One of the most recognized benefits of the sole proprietorship is its simplicity and ease of starting and closing if required. The following are the advantages of the proprietorship firm.
Easier to Operate & Control: As a single person owns the sole proprietorship business, the decision-making is fast; the business’s control remains with only one person, who takes all the decisions on his own without seeking the opinion of any other person. Unlike a company where the board makes decisions, where the views of several persons matter, the proprietor can immediately decide for the proprietorship business. Hence it is easy to control and operate a proprietorship firm.
No profit-sharing: The proprietors do not have to share the benefits of their hard work, business idea, and investment. 100% of the profits of the sole proprietorship firm belongs to the owner or proprietor. There is no sharing of benefits in the proprietorship business.
Tax Planning for Sole Proprietorship: As explained, the income tax liability of the proprietorship business is discharged by its owner. Income tax Act provides several deductions (Tax Benefits ) to individuals, which automatically becomes applicable to the profits of the proprietorship business. The following are the tax deductions that the proprietor can claim against the business or professional gains carried under the proprietorship firm.
Easy to Windup a Proprietorship Business: As the starting, a proprietorship does not need any specific registration, the winding of the same is also very easy. However, before the proprietorship is closed, the liabilities and taxes must be paid or settled. All tax registrations and business licenses should be first surrendered before the business is closed.
We discussed several benefits of the proprietorship form of business in the earlier section. However, the disadvantages are significant if you wish to scale., following are the indicative list of cons of a proprietary business type.
Unlimited Liability to Proprietor: The proprietor is liable for the losses or liabilities of the proprietorship business without any limitation. It is the most worrying element of proprietorship business, and require your attention. We recommend you assess the risk involved in your industry. The proprietorship business is suitable only when the business activities are such where there is no or minimal risk involved. In the event of Loss, Liabilities, or where the business is ordered by the Court to pay damages, it has to be paid first from the business’s assets and then from the personal assets of the proprietor (Owner).

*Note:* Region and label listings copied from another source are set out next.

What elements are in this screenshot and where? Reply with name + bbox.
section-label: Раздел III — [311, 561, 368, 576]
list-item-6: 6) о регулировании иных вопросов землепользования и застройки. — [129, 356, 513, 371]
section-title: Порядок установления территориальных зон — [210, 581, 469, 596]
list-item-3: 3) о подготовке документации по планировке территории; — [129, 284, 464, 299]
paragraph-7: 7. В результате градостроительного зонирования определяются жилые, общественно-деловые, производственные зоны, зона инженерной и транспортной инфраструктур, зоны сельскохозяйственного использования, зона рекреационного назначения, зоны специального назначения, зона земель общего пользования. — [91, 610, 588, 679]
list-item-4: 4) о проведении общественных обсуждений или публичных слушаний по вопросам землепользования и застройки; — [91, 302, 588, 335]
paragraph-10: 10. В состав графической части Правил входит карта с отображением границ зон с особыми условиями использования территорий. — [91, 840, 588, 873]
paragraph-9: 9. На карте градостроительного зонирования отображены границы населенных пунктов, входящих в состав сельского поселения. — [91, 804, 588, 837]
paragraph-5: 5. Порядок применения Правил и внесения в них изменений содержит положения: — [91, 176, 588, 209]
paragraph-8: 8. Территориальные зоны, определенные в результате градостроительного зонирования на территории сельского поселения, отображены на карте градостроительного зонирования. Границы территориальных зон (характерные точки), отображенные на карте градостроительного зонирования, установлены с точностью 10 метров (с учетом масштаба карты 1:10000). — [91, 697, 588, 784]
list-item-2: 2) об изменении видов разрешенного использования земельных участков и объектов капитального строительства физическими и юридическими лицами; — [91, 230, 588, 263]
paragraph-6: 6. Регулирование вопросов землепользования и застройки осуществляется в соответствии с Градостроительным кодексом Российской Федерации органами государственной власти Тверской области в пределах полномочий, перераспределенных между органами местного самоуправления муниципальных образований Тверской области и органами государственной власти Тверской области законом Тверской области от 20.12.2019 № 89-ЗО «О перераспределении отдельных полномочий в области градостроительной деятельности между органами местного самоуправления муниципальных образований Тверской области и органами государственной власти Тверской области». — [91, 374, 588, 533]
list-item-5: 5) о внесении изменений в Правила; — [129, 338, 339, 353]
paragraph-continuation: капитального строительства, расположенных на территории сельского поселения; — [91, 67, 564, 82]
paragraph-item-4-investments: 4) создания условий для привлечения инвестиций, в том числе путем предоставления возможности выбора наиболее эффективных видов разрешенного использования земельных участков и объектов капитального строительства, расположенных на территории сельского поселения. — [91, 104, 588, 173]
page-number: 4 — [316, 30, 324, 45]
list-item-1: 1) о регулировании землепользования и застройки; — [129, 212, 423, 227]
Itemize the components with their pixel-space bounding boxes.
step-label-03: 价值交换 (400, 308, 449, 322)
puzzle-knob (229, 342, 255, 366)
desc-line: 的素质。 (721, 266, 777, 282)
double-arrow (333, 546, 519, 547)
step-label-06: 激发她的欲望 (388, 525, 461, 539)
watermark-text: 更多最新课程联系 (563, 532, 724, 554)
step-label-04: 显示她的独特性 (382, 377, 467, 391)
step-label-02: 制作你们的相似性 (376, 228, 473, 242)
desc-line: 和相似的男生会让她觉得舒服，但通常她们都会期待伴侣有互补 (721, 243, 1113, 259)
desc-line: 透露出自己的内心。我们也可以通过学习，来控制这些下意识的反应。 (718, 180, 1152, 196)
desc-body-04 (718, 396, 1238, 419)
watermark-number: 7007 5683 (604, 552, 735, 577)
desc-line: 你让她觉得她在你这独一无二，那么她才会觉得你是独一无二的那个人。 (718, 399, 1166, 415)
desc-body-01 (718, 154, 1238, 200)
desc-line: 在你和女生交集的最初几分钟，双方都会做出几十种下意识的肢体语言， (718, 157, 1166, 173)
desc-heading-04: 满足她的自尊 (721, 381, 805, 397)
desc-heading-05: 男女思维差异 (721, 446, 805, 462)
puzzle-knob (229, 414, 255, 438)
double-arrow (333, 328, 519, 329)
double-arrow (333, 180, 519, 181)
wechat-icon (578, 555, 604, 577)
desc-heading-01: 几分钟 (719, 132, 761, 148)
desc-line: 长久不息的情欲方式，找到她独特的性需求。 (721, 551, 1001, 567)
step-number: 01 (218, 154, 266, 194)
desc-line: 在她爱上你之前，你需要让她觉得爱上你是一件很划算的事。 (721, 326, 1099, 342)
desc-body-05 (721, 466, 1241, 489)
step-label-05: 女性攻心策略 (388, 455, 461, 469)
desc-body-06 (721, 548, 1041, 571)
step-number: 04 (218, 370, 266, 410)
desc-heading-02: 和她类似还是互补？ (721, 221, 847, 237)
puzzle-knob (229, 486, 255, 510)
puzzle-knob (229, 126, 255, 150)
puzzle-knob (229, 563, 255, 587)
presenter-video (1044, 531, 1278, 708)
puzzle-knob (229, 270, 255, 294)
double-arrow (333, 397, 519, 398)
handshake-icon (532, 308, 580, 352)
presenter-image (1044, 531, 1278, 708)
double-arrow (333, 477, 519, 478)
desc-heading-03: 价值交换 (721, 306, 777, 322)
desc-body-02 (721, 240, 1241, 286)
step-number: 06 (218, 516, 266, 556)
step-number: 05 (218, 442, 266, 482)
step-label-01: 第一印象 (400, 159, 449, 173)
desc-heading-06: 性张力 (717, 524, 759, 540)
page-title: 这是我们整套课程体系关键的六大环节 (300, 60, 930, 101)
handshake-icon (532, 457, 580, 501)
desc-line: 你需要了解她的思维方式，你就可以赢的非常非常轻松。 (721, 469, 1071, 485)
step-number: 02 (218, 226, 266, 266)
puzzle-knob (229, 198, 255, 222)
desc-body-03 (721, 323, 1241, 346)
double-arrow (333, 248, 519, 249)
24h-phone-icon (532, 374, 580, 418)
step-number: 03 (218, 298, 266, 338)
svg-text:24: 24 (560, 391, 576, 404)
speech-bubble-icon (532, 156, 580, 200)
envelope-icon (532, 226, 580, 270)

Limited Scope of Raising Capital (Funding): Every business needs money to scale its operations. Proprietorship lags very poorly on this point. There is no provision to make any person as co-owner or issue equity. Hence the scope of funding is completely ruled out. Another source of funding is the Banks of Financial Institutions. They are also not considering financing the proprietorship business favorably, even if they do give a loan, it is based on the credential and standing of the proprietor. If your business requires funding in the long term, you should consider registering a company.
Limited Size & Scope: A proprietorship form of business is suitable for small businesses with a low scale. It is difficult to expand and scale the business operations in a proprietorship business type, basically due to the inadequacy of capital. There is a government failing to support the proprietors’ claims as these are by and far non-verifiable. Lack of transparency also limits the size and scope of a proprietorship form of business.
Higher Tax Incidence: Generally, it appears that the proprietorship business pays less tax as the proprietor can take advantage of slab based taxation and avail various deductions of personal investment. However, on a closer look, this does not hold good. The tax rate of the Individual in case the income is more than 10 Lakh is 30%. As for a company, it is only 22%, and further, if you register a new manufacturing company, then the tax rate will be only 15%. Please refer to our Guide on Income Tax Rate.
Lack of Continuity After Death of Proprietor: The existence of a Sole Proprietorship Business is dependent on the life of the proprietor. Generally, illness, disability, or death of the proprietor brings an end to the business. The continuity of business operation is, therefore, uncertain. The business run as proprietorship lacks the feature of perpetual succession. On the proprietor’s demise, the business does not transfer automatically, and it requires a court process to be followed. For cases where the proprietor has written a will, the succession is simpler. The only probate of the will of the proprietor is needed. However, if the proprietor dies without leaving a will, it complicates the courts’ deciding things and succession matters.